Members of Parliament Snorre Valen and Hallgeir Langeland have called on Norway to change the constitution in order to turn the country into a republic, replacing King Harald with an elected head of state.
“It should not be possible to inherit power and positions. It’s high time this was changed,” said Valen.
Although this is the twelfth time the Socialist Left (Sosialistisk Venstreparti – SV) has motioned for the monarchy to be dismantled, never before has it offered the option of a transition phase.
The two politicians hope other parties will sign up to their plan, which would put the issue to a referendum. Should the people vote to get rid of the monarch, King Harald would be given some time to adjust before his notice period elapses.
“Previously, SV’s proponents have perhaps been more concerned with principles than finding feasible proposals,” said Valen.
Ideally, the changeover could be timed to coincide with the bicentenary of the Norwegian constitution in 2014, Valen said.
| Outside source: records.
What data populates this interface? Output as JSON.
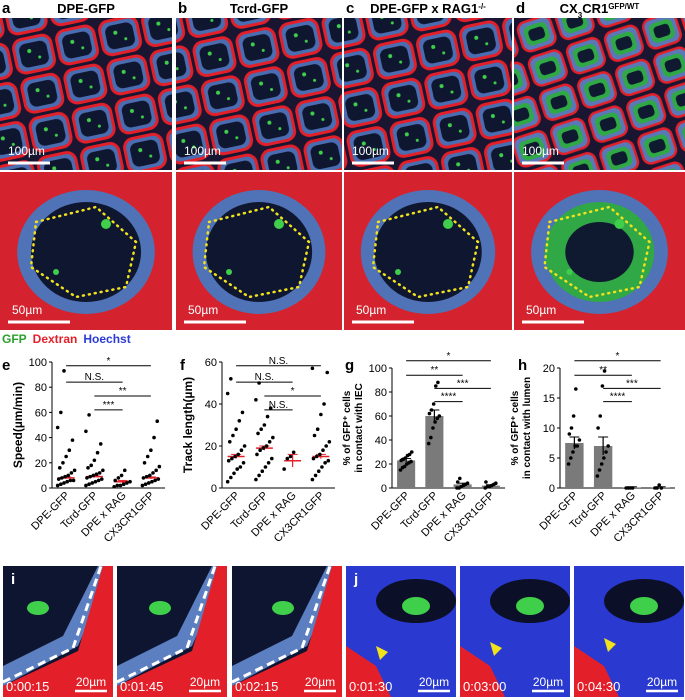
{
  "image_panels": [
    {
      "letter": "a",
      "title": [
        {
          "text": "DPE-GFP"
        }
      ],
      "scale_top": "100µm",
      "scale_bottom": "50µm"
    },
    {
      "letter": "b",
      "title": [
        {
          "text": "Tcrd-GFP"
        }
      ],
      "scale_top": "100µm",
      "scale_bottom": "50µm"
    },
    {
      "letter": "c",
      "title": [
        {
          "text": "DPE-GFP x RAG1"
        },
        {
          "text": "-/-",
          "shift": "super"
        }
      ],
      "scale_top": "100µm",
      "scale_bottom": "50µm"
    },
    {
      "letter": "d",
      "title": [
        {
          "text": "CX"
        },
        {
          "text": "3",
          "shift": "sub"
        },
        {
          "text": "CR1"
        },
        {
          "text": "GFP/WT",
          "shift": "super"
        }
      ],
      "scale_top": "100µm",
      "scale_bottom": "50µm"
    }
  ],
  "legend": [
    {
      "text": "GFP",
      "color": "#2ca02c"
    },
    {
      "text": "Dextran",
      "color": "#e3202a"
    },
    {
      "text": "Hoechst",
      "color": "#2b3bd6"
    }
  ],
  "chart_data": [
    {
      "type": "dotplot",
      "letter": "e",
      "y_label": [
        "Speed(µm/min)"
      ],
      "categories": [
        "DPE-GFP",
        "Tcrd-GFP",
        "DPE x RAG",
        "CX3CR1GFP"
      ],
      "ylim": [
        0,
        100
      ],
      "yticks": [
        0,
        20,
        40,
        60,
        80,
        100
      ],
      "means": [
        8,
        9,
        5,
        8
      ],
      "errors": [
        0.7,
        0.7,
        1,
        0.8
      ],
      "points": [
        [
          2,
          3,
          4,
          5,
          6,
          6,
          7,
          8,
          9,
          10,
          12,
          14,
          16,
          20,
          25,
          30,
          38,
          48,
          60,
          93
        ],
        [
          2,
          3,
          4,
          5,
          6,
          7,
          8,
          9,
          10,
          11,
          12,
          14,
          16,
          18,
          22,
          28,
          35,
          45,
          58
        ],
        [
          1,
          2,
          2,
          3,
          4,
          5,
          6,
          8,
          10,
          14
        ],
        [
          2,
          3,
          4,
          5,
          6,
          7,
          8,
          9,
          10,
          12,
          14,
          17,
          20,
          25,
          30,
          40,
          53
        ]
      ],
      "comparisons": [
        {
          "label": "*",
          "groups": [
            "DPE-GFP",
            "CX3CR1GFP"
          ]
        },
        {
          "label": "N.S.",
          "groups": [
            "DPE-GFP",
            "DPE x RAG"
          ]
        },
        {
          "label": "**",
          "groups": [
            "Tcrd-GFP",
            "CX3CR1GFP"
          ]
        },
        {
          "label": "***",
          "groups": [
            "Tcrd-GFP",
            "DPE x RAG"
          ]
        }
      ]
    },
    {
      "type": "dotplot",
      "letter": "f",
      "y_label": [
        "Track length(µm)"
      ],
      "categories": [
        "DPE-GFP",
        "Tcrd-GFP",
        "DPE x RAG",
        "CX3CR1GFP"
      ],
      "ylim": [
        0,
        60
      ],
      "yticks": [
        0,
        20,
        40,
        60
      ],
      "means": [
        15,
        19,
        13,
        15
      ],
      "errors": [
        1,
        1,
        3,
        1
      ],
      "points": [
        [
          3,
          5,
          7,
          9,
          10,
          12,
          13,
          14,
          15,
          16,
          18,
          20,
          22,
          25,
          28,
          32,
          36,
          45,
          52
        ],
        [
          4,
          6,
          8,
          10,
          12,
          14,
          16,
          18,
          19,
          20,
          22,
          24,
          26,
          28,
          30,
          34,
          38,
          42,
          50
        ],
        [
          9,
          14,
          15,
          17
        ],
        [
          4,
          6,
          8,
          10,
          12,
          13,
          14,
          15,
          16,
          18,
          20,
          22,
          25,
          28,
          35,
          40,
          55,
          57
        ]
      ],
      "comparisons": [
        {
          "label": "N.S.",
          "groups": [
            "DPE-GFP",
            "CX3CR1GFP"
          ]
        },
        {
          "label": "N.S.",
          "groups": [
            "DPE-GFP",
            "DPE x RAG"
          ]
        },
        {
          "label": "*",
          "groups": [
            "Tcrd-GFP",
            "CX3CR1GFP"
          ]
        },
        {
          "label": "N.S.",
          "groups": [
            "Tcrd-GFP",
            "DPE x RAG"
          ]
        }
      ]
    },
    {
      "type": "bar",
      "letter": "g",
      "y_label": [
        "% of GFP⁺ cells",
        "in contact with IEC"
      ],
      "categories": [
        "DPE-GFP",
        "Tcrd-GFP",
        "DPE x RAG",
        "CX3CR1GFP"
      ],
      "ylim": [
        0,
        100
      ],
      "yticks": [
        0,
        20,
        40,
        60,
        80,
        100
      ],
      "means": [
        23,
        60,
        3,
        2
      ],
      "errors": [
        1.5,
        5,
        1,
        0.7
      ],
      "points": [
        [
          15,
          17,
          18,
          20,
          21,
          22,
          23,
          24,
          25,
          27,
          28,
          30
        ],
        [
          37,
          42,
          50,
          55,
          58,
          60,
          62,
          65,
          70,
          85,
          88
        ],
        [
          0,
          0,
          1,
          2,
          3,
          4,
          5,
          8
        ],
        [
          0,
          1,
          1,
          2,
          3,
          4,
          5
        ]
      ],
      "comparisons": [
        {
          "label": "*",
          "groups": [
            "DPE-GFP",
            "CX3CR1GFP"
          ]
        },
        {
          "label": "**",
          "groups": [
            "DPE-GFP",
            "DPE x RAG"
          ]
        },
        {
          "label": "***",
          "groups": [
            "Tcrd-GFP",
            "CX3CR1GFP"
          ]
        },
        {
          "label": "****",
          "groups": [
            "Tcrd-GFP",
            "DPE x RAG"
          ]
        }
      ]
    },
    {
      "type": "bar",
      "letter": "h",
      "y_label": [
        "% of GFP⁺ cells",
        "in contact with lumen"
      ],
      "categories": [
        "DPE-GFP",
        "Tcrd-GFP",
        "DPE x RAG",
        "CX3CR1GFP"
      ],
      "ylim": [
        0,
        20
      ],
      "yticks": [
        0,
        5,
        10,
        15,
        20
      ],
      "means": [
        7.5,
        7,
        0.1,
        0.1
      ],
      "errors": [
        1,
        1.5,
        0.1,
        0.1
      ],
      "points": [
        [
          4,
          5,
          6,
          7,
          7,
          8,
          9,
          10,
          12,
          16.5
        ],
        [
          2,
          3,
          4,
          5,
          6,
          7,
          10,
          12,
          17,
          19.5
        ],
        [
          0,
          0,
          0,
          0
        ],
        [
          0,
          0,
          0.5,
          0
        ]
      ],
      "comparisons": [
        {
          "label": "*",
          "groups": [
            "DPE-GFP",
            "CX3CR1GFP"
          ]
        },
        {
          "label": "**",
          "groups": [
            "DPE-GFP",
            "DPE x RAG"
          ]
        },
        {
          "label": "***",
          "groups": [
            "Tcrd-GFP",
            "CX3CR1GFP"
          ]
        },
        {
          "label": "****",
          "groups": [
            "Tcrd-GFP",
            "DPE x RAG"
          ]
        }
      ]
    }
  ],
  "time_lapse": [
    {
      "letter": "i",
      "frames": [
        {
          "time": "0:00:15",
          "scale": "20µm"
        },
        {
          "time": "0:01:45",
          "scale": "20µm"
        },
        {
          "time": "0:02:15",
          "scale": "20µm"
        }
      ]
    },
    {
      "letter": "j",
      "frames": [
        {
          "time": "0:01:30",
          "scale": "20µm"
        },
        {
          "time": "0:03:00",
          "scale": "20µm"
        },
        {
          "time": "0:04:30",
          "scale": "20µm"
        }
      ]
    }
  ]
}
"A transition to a republic would be the natural end point to the democratization process that started in 1814 and was finalized when parliament took away the last remnants of formal power from the king when the union [with Sweden] was dissolved," according to the proposal.
Valen and Langeland asked parliament to decide what sort of powers a president should have were their proposal to become a reality.
They also requested legislators to figure out how often a presidential election should be held.
“Most people are really republicans. Now it’s time to change this old-fashioned form of governing a modern country, said Valen.
This may be wishful thinking on Valen’s part: studies have shown that the monarchy enjoys the support of 60-70 percent of the Norwegian population.